Jean-Max Albert French: [ʒɑ̃maks albɛʁ] was born in 1942, in Loches, France. He studied at the Ecole Régionale des Beaux-Arts d'Angers then at the Ecole Nationale des Beaux-Arts de Paris, with frequent visits to the Louvre, across the river (cf An Afternoon in the Louvre). His student friends introduced him to the works of Claude-Nicolas Ledoux, Louis Kahn, and Carlo Scarpa. Albert was also a trumpet player (1962–64), joining Henri Texier’s quintet with Alain Tabarnouval in the beginnings of Free Jazz. The group performed in clubs, festivals and concerts.
In 1975 he initiated the group show Serres in François Horticultural Greenhouses, Magny-in-Vexin. Sculptor Mark di Suvero invited him to New York City, the first of many visits to United States.

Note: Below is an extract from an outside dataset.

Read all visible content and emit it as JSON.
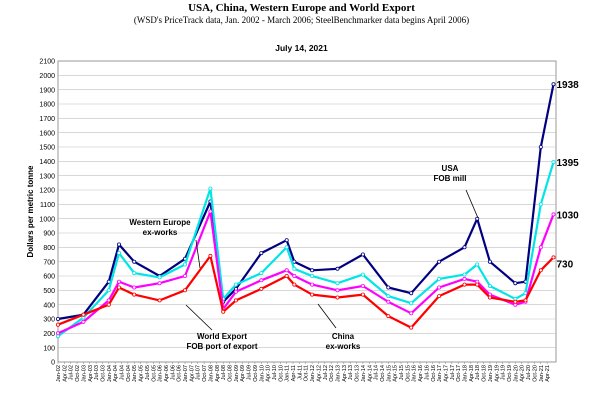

In 1981 he met Sara Holt, whose sculpture and photographs were inspired by astronomy. They collaborated and carried out various public art projects. Travels in Europe, North Africa, Middle East.
In 1985 he took part to Ars Technica Association connected to the Cité des Sciences et de l'Industrie uniting philosophers, artists, scientists such as Jean-Marc Levy-Leblond, Claude Faure, Sara Holt, Piero Gilardi, Jean-Claude Mocik, reflecting on the relationship between art and new technologies. In 1990, he was commissioned by the architects Wylde-Oubrerie as collaborating artist for the realisation of Miller House in Lexington. Then invited to give lectures and workshops for the University of Architecture of Kentucky and then for the Art Center of Design in Pasadena.